Islam is actually good when you think about its long term affects. Like why should women have rights lol. The idea of rights makes me sick to my stomach. and free gender transitions? what a joke! Human rights = clown world/civilization destroying thinking. San Francisco needs to be cleaned epic genocide style. Genocide, by your thinking, is just the language of the unheard, so you have to deal with it. This is the path the new republican party should take


----------



## KooksandFreaks (Nov 26, 2020)

Austrian Conscript 1915 says:​the 2024 democratic platform plans to take away the internet

Horse is outta the barn, Fritz.


----------



## SmugAutist (Nov 26, 2020)

KooksandFreaks said:


> Starting to think our founders fucked up with the two-party system. Have to keep voting for the clowns I hate the least. Although, the Bill of Rights is okay. : )
> 
> I’m curious, SmugAutist. How would you like the GOP to expand on their goals and motives?

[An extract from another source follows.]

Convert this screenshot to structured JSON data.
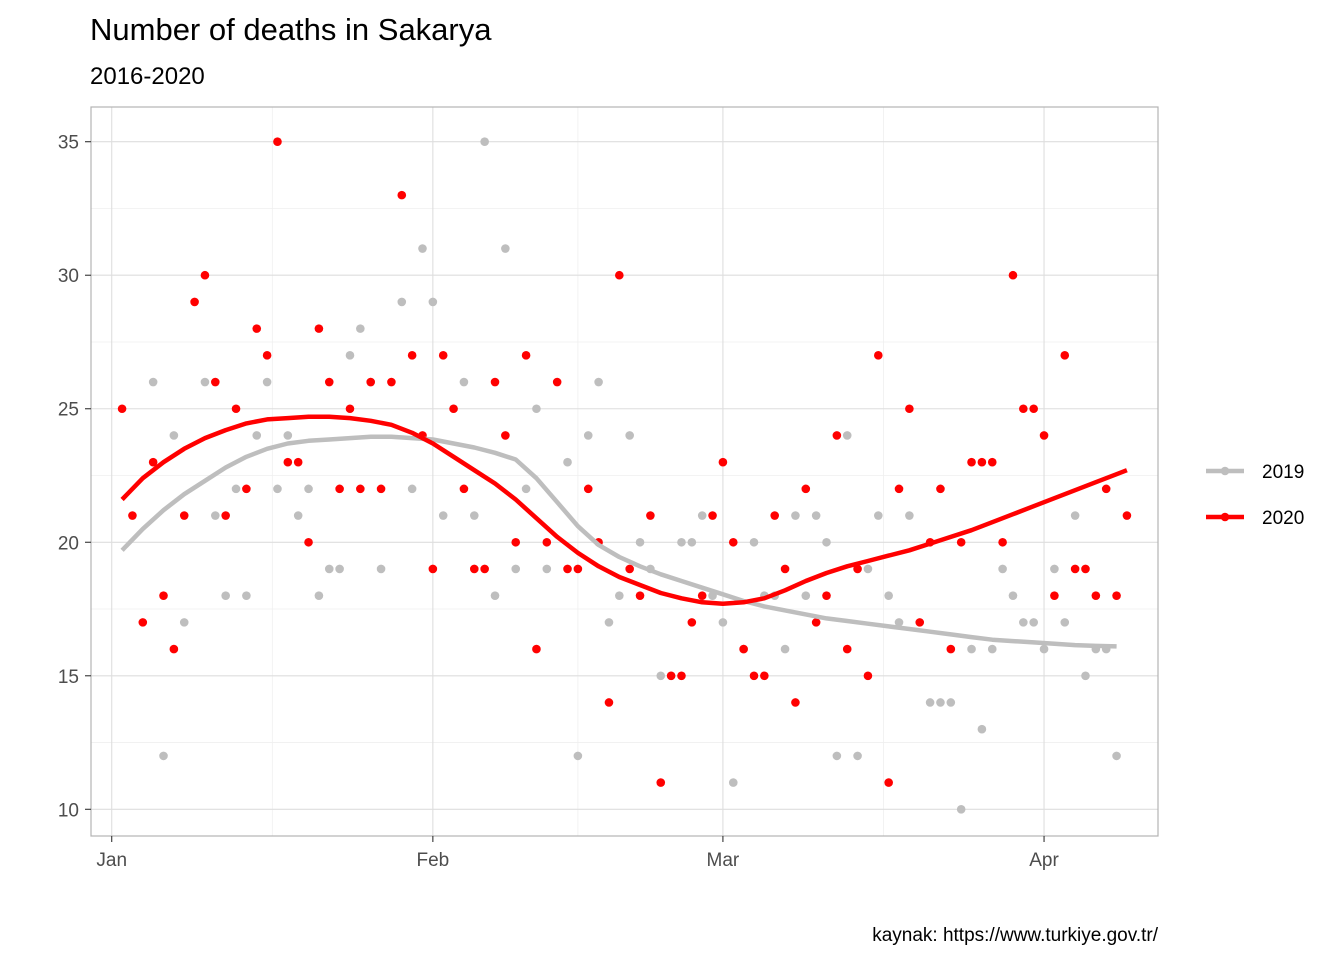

In the two party system, the way it gets around to satisfy the various factions of the left and right is to have coalitions. The Dems have, for instance, the Blue Dog coalition that represents the moderates within the party. Mainly, what I would prefer for the Republicans is to move away from the neo-con coalition and for more to join the paleocon coalition. Of all the coalitions, I think they are the best to go with against the Dems. They're not Libertarian lolcows but neither do they Puritan nutjobs.


----------



## KooksandFreaks (Nov 26, 2020)

SmugAutist said:


> In the two party system, the way it gets around to satisfy the various factions of the left and right is to have coalitions. The Dems have, for instance, the Blue Dog coalition that represents the moderates within the party. Mainly, what I would prefer for the Republicans is to move away from the neo-con coalition and for more to join the paleocon coalition. Of all the coalitions, I think they are the best to go with against the Dems. They're not Libertarian lolcows but neither do they Puritan nutjobs.


What is the difference between a neocon and a paleocon, SmugAutist?


----------



## The Last Stand (Nov 26, 2020)

Austrian Conscript 1915 said:


> Islam is actually good when you think about its long term affects. Like why should women have rights lol. The idea of rights makes me sick to my stomach. and free gender transitions? what a joke! Human rights = clown world/civilization destroying thinking. San Francisco needs to be cleaned epic genocide style. Genocide, by your thinking, is just the language of the unheard, so you have to deal with it. This is the path the new republican party should take


Okay, everything that comes out of his mouth, disregard as fact. Just rambling.


----------



## SmugAutist (Nov 26, 2020)

KooksandFreaks said:


> What is the difference between a neocon and a paleocon, SmugAutist?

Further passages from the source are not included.